Leanpub is a pay what you want e-book publishing service that provides the purchasers with automatic updates, and purchaser only forums for Q&A.  I didn’t really expect anybody would buy my stuff on leanpub, since I also make pdfs of all those books available for free.  However, I don’t feel guilty about that for a couple reasons.  One is that the purchaser has freedom to pick their price, and most seem to go over minimum.  The other reason is that I have been funneling my leanpub royalties when I get them into my Kiva account.  Usually, y leanpub sales, as they are batched and sporadic, don’t cover my regular Kiva contributions, but this month, they did.

Having been making kiva loans and contributions for so many years now, I’ve got a pretty decent distribution of countries covered:

I regularly reset my ‘Saved Search’ to remove the most frequently leant to countries, and it looks like it’s time to do that again.

I’m pretty selective about the categories that I select my microloans, and that bias is obvious looking at the distribution of the loan categories I’ve selected:

I particularly like the construction loan category, since I can pick somebody looking for tools to improve their business.  I like the self sustainability of that.

This strategy of small regular loans that feed back on themselves really accumulates nicely.  I’ve been making only small monthly contributions, yet that has added up to $6K of total loans over the years, and I’ve now got $1500 of loans in the pipe.  I’ve lost only about $100, which compared to the management fees of a typical charity, is actually pretty extraordinary.  I’ve also lost a small amounts to donations to Kiva itself.  They are asking for lots per loan these days, and I cheap out those contributions, but that has probably still added up.

Kiva, a fun alternative to standard charitable donations.

November 17, 2016 Incoherent ramblings No comments , ,


This year, when I was still at IBM, I had opted out of the IBM Employee Charitable Fund (ECF) and chose to put cash into Kiva microloans instead.  I was tired of just blindly dumping money into some big charity like United Way.  I don’t really have any idea what United Way or any other charity is doing with the money I provide.

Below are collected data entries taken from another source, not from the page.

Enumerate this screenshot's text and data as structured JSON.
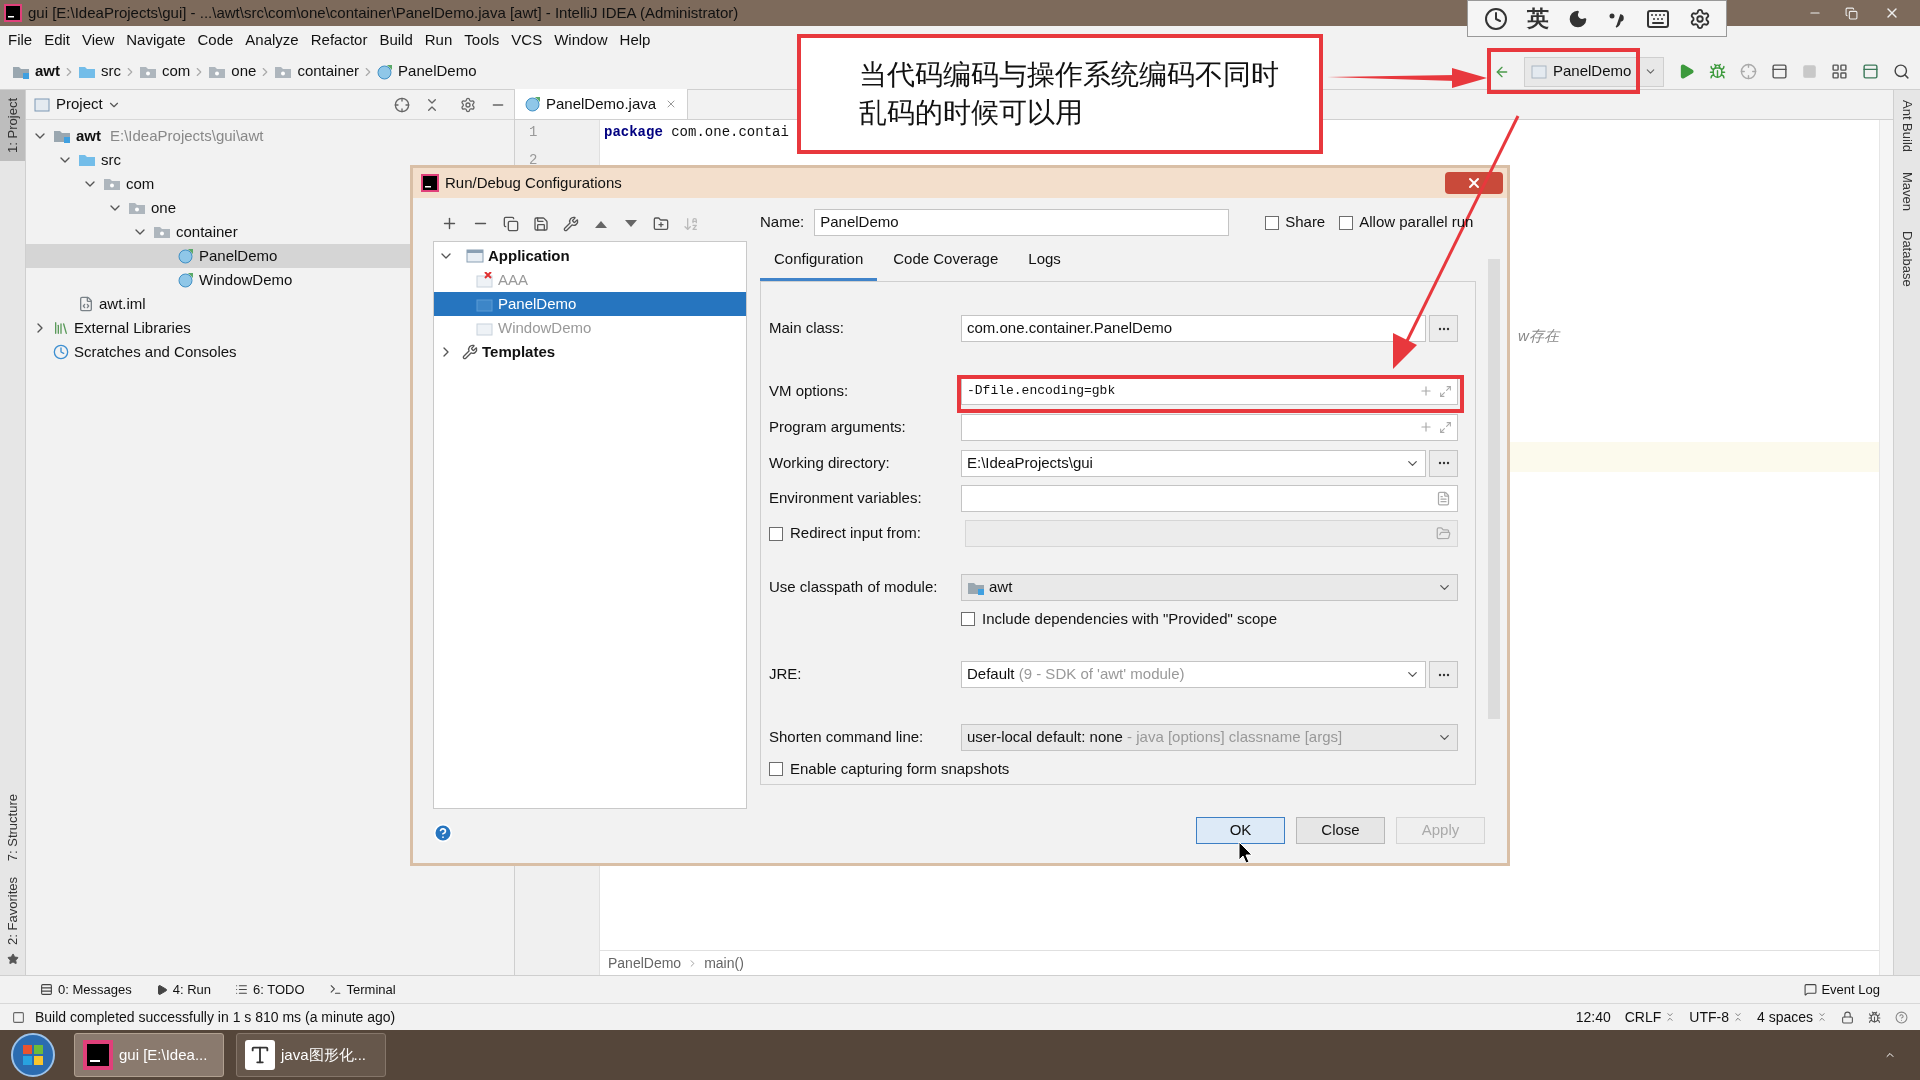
{
  "window": {
    "title": "gui [E:\\IdeaProjects\\gui] - ...\\awt\\src\\com\\one\\container\\PanelDemo.java [awt] - IntelliJ IDEA (Administrator)"
  },
  "ime_toolbar": {
    "language": "英"
  },
  "menu": [
    "File",
    "Edit",
    "View",
    "Navigate",
    "Code",
    "Analyze",
    "Refactor",
    "Build",
    "Run",
    "Tools",
    "VCS",
    "Window",
    "Help"
  ],
  "breadcrumbs": [
    {
      "label": "awt",
      "kind": "module"
    },
    {
      "label": "src",
      "kind": "source"
    },
    {
      "label": "com",
      "kind": "package"
    },
    {
      "label": "one",
      "kind": "package"
    },
    {
      "label": "container",
      "kind": "package"
    },
    {
      "label": "PanelDemo",
      "kind": "class"
    }
  ],
  "run_config": {
    "label": "PanelDemo"
  },
  "left_tool_tabs": [
    {
      "label": "1: Project",
      "selected": true
    },
    {
      "label": "7: Structure",
      "selected": false
    },
    {
      "label": "2: Favorites",
      "selected": false
    }
  ],
  "right_tool_tabs": [
    "Ant Build",
    "Maven",
    "Database"
  ],
  "project": {
    "title": "Project",
    "tree": [
      {
        "label": "awt",
        "kind": "module",
        "path": "E:\\IdeaProjects\\gui\\awt",
        "expanded": true,
        "selected": false,
        "children": [
          {
            "label": "src",
            "kind": "source",
            "expanded": true,
            "selected": false,
            "children": [
              {
                "label": "com",
                "kind": "package",
                "expanded": true,
                "selected": false,
                "children": [
                  {
                    "label": "one",
                    "kind": "package",
                    "expanded": true,
                    "selected": false,
                    "children": [
                      {
                        "label": "container",
                        "kind": "package",
                        "expanded": true,
                        "selected": false,
                        "children": [
                          {
                            "label": "PanelDemo",
                            "kind": "class",
                            "selected": true
                          },
                          {
                            "label": "WindowDemo",
                            "kind": "class",
                            "selected": false
                          }
                        ]
                      }
                    ]
                  }
                ]
              }
            ]
          },
          {
            "label": "awt.iml",
            "kind": "file",
            "selected": false
          }
        ]
      },
      {
        "label": "External Libraries",
        "kind": "libraries",
        "expanded": false,
        "selected": false
      },
      {
        "label": "Scratches and Consoles",
        "kind": "scratches",
        "selected": false
      }
    ]
  },
  "editor": {
    "tab": "PanelDemo.java",
    "line_numbers": [
      "1",
      "2"
    ],
    "code": "package com.one.contai",
    "hint": "w存在",
    "breadcrumb": [
      "PanelDemo",
      "main()"
    ]
  },
  "annotation": {
    "lines": [
      "当代码编码与操作系统编码不同时",
      "乱码的时候可以用"
    ]
  },
  "dialog": {
    "title": "Run/Debug Configurations",
    "tree": [
      {
        "label": "Application",
        "kind": "group",
        "expanded": true,
        "children": [
          {
            "label": "AAA",
            "kind": "config",
            "error": true,
            "dimmed": true,
            "selected": false
          },
          {
            "label": "PanelDemo",
            "kind": "config",
            "error": false,
            "dimmed": false,
            "selected": true
          },
          {
            "label": "WindowDemo",
            "kind": "config",
            "error": false,
            "dimmed": true,
            "selected": false
          }
        ]
      },
      {
        "label": "Templates",
        "kind": "templates",
        "expanded": false
      }
    ],
    "name_label": "Name:",
    "name": "PanelDemo",
    "options": [
      {
        "label": "Share",
        "checked": false
      },
      {
        "label": "Allow parallel run",
        "checked": false
      }
    ],
    "tabs": [
      {
        "label": "Configuration",
        "selected": true
      },
      {
        "label": "Code Coverage",
        "selected": false
      },
      {
        "label": "Logs",
        "selected": false
      }
    ],
    "fields": [
      {
        "kind": "browse",
        "label": "Main class:",
        "value": "com.one.container.PanelDemo"
      },
      {
        "kind": "expandable",
        "label": "VM options:",
        "value": "-Dfile.encoding=gbk"
      },
      {
        "kind": "expandable",
        "label": "Program arguments:"
      },
      {
        "kind": "dropdown_browse",
        "label": "Working directory:",
        "value": "E:\\IdeaProjects\\gui"
      },
      {
        "kind": "env",
        "label": "Environment variables:"
      },
      {
        "kind": "checkbox_path",
        "label": "Redirect input from:",
        "checked": false
      },
      {
        "kind": "module",
        "label": "Use classpath of module:",
        "value": "awt"
      },
      {
        "kind": "checkbox",
        "label": "Include dependencies with \"Provided\" scope",
        "checked": false
      },
      {
        "kind": "jre",
        "label": "JRE:",
        "value": "Default",
        "hint": "(9 - SDK of 'awt' module)"
      },
      {
        "kind": "select",
        "label": "Shorten command line:",
        "value": "user-local default: none",
        "hint": "- java [options] classname [args]"
      },
      {
        "kind": "checkbox",
        "label": "Enable capturing form snapshots",
        "checked": false
      }
    ],
    "buttons": [
      {
        "label": "OK",
        "default": true,
        "disabled": false
      },
      {
        "label": "Close",
        "default": false,
        "disabled": false
      },
      {
        "label": "Apply",
        "default": false,
        "disabled": true
      }
    ]
  },
  "tool_tabs": [
    {
      "label": "0: Messages",
      "kind": "messages"
    },
    {
      "label": "4: Run",
      "kind": "run"
    },
    {
      "label": "6: TODO",
      "kind": "todo"
    },
    {
      "label": "Terminal",
      "kind": "terminal"
    }
  ],
  "event_log": "Event Log",
  "status_bar": {
    "message": "Build completed successfully in 1 s 810 ms (a minute ago)",
    "items": [
      "12:40",
      "CRLF",
      "UTF-8",
      "4 spaces"
    ]
  },
  "taskbar": [
    {
      "label": "gui [E:\\Idea...",
      "kind": "idea",
      "selected": true
    },
    {
      "label": "java图形化...",
      "kind": "text",
      "selected": false
    }
  ]
}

At the time I had no idea that I wouldn’t be working at IBM for much longer.  When I left IBM and started working as a contractor for LzLabs in the spring, having made this switch already made it easy for me to continue doing so.  The only change I made I was increase the amount that I was making for my monthly Kiva funds topups.  I’m now an employee of LzLabs Canada (3 of 5 at the time of the incorporation), but since we don’t have an IBM style employee charitable fund, I am still putting funds into Kiva that I used to put into explicit registered charities.

I quite like Kiva as an alternative to standard charity. For one, it isn’t straight up charity, since I can choose to fund people who look like they are trying to improve their condition.  That’s a sustainability difference that I think is very important, and part of the trap of the welfare system.  If you reward welfare recipients by providing it unconditionally as we do, you create the welfare state.  Most of my Kiva loans have specifically targeted individuals who have some sort of business venture that they are trying to improve.  My preference has been for people that want tools or livestock (example: a milk producing cow) that will continue to provide value long after the loan is paid.

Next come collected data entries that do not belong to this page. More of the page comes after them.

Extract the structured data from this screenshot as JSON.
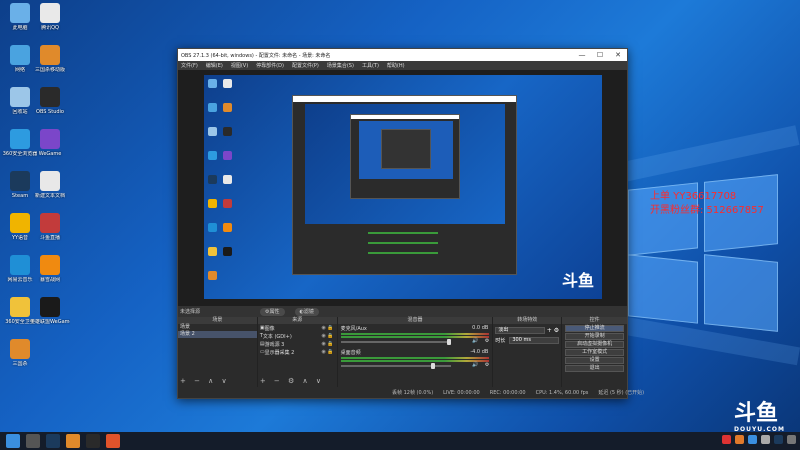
{
  "desktop": {
    "icons": [
      {
        "label": "此电脑",
        "color": "#6ab0e8"
      },
      {
        "label": "腾讯QQ",
        "color": "#e9e9e9"
      },
      {
        "label": "网络",
        "color": "#4aa3e0"
      },
      {
        "label": "三国杀移动版",
        "color": "#e08a2b"
      },
      {
        "label": "回收站",
        "color": "#9cc6e8"
      },
      {
        "label": "OBS Studio",
        "color": "#2a2a2a"
      },
      {
        "label": "360安全浏览器",
        "color": "#2d9be0"
      },
      {
        "label": "WeGame",
        "color": "#7b46c9"
      },
      {
        "label": "Steam",
        "color": "#1b3a5c"
      },
      {
        "label": "新建文本文档",
        "color": "#e8e8e8"
      },
      {
        "label": "YY语音",
        "color": "#f0b400"
      },
      {
        "label": "斗鱼直播",
        "color": "#c23b3b"
      },
      {
        "label": "网易云音乐",
        "color": "#1f8fd6"
      },
      {
        "label": "暴雪战网",
        "color": "#f08a10"
      },
      {
        "label": "360安全卫士",
        "color": "#f0c23a"
      },
      {
        "label": "英雄联盟WeGame版",
        "color": "#1a1a1a"
      },
      {
        "label": "三国杀",
        "color": "#e08a2b"
      }
    ],
    "overlay_lines": [
      "上单 YY36617708",
      "开黑粉丝群: 512667857"
    ],
    "watermark": "斗鱼",
    "watermark_sub": "DOUYU.COM"
  },
  "obs": {
    "title": "OBS 27.1.3 (64-bit, windows) - 配置文件: 未命名 - 场景: 未命名",
    "menu": [
      "文件(F)",
      "编辑(E)",
      "视图(V)",
      "停靠部件(D)",
      "配置文件(P)",
      "场景集合(S)",
      "工具(T)",
      "帮助(H)"
    ],
    "window_buttons": [
      "—",
      "☐",
      "✕"
    ],
    "scene_bar": {
      "no_source": "未选择源",
      "properties": "属性",
      "filters": "滤镜"
    },
    "docks": {
      "scenes": {
        "header": "场景",
        "items": [
          "场景",
          "场景 2"
        ]
      },
      "sources": {
        "header": "来源",
        "items": [
          "图像",
          "文本 (GDI+)",
          "游戏源 3",
          "显示器采集 2"
        ]
      },
      "mixer": {
        "header": "混音器",
        "channels": [
          {
            "name": "麦克风/Aux",
            "db": "0.0 dB"
          },
          {
            "name": "桌面音频",
            "db": "-4.0 dB"
          }
        ]
      },
      "transitions": {
        "header": "转场特效",
        "type": "淡出",
        "duration_label": "时长",
        "duration_value": "300 ms"
      },
      "controls": {
        "header": "控件",
        "buttons": [
          "停止推流",
          "开始录制",
          "启动虚拟摄像机",
          "工作室模式",
          "设置",
          "退出"
        ]
      }
    },
    "status": {
      "dropped": "丢帧 12帧 (0.0%)",
      "live": "LIVE: 00:00:00",
      "rec": "REC: 00:00:00",
      "cpu": "CPU: 1.4%, 60.00 fps",
      "delay": "延迟 (5 秒) (已开始)"
    }
  },
  "taskbar": {
    "icons": [
      {
        "name": "start",
        "color": "#3a8fe0"
      },
      {
        "name": "search",
        "color": "#555"
      },
      {
        "name": "steam",
        "color": "#1b3a5c"
      },
      {
        "name": "three-kingdoms",
        "color": "#e08a2b"
      },
      {
        "name": "obs",
        "color": "#2a2a2a"
      },
      {
        "name": "douyu",
        "color": "#e0532b"
      }
    ],
    "tray_colors": [
      "#d33",
      "#e07a2b",
      "#3a8fe0",
      "#aaa",
      "#1b3a5c",
      "#777"
    ]
  }
}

Its fun to be able to specifically choose who my funds are going to, and when the loan repayments come in, I can often recycle those repayments directly into a new loan without even waiting for my next top up period.

I don’t think that the default overhead that Kiva wants for each loan is reasonable ($3 on $25), so I lower that significantly each time.  Note that if the loan that you try to fund doesn’t get the backers required, Kiva keeps that overhead donation amount.  When I recycled funds after such an unfunded loan into a new loan, I explicitly set the corresponding Kiva donation amount to zero.

Unfortunately, I don’t think I can get a Canadian charitable tax credit for the sort of permanently recycling Kiva loans that I am doing, but it’s fun enough to see my loan portfolio grow that I don’t care too much about the tiny little tax kickback Uncle Trudeau and Aunt Wynne “give me” in exchange for me financing their spending sprees.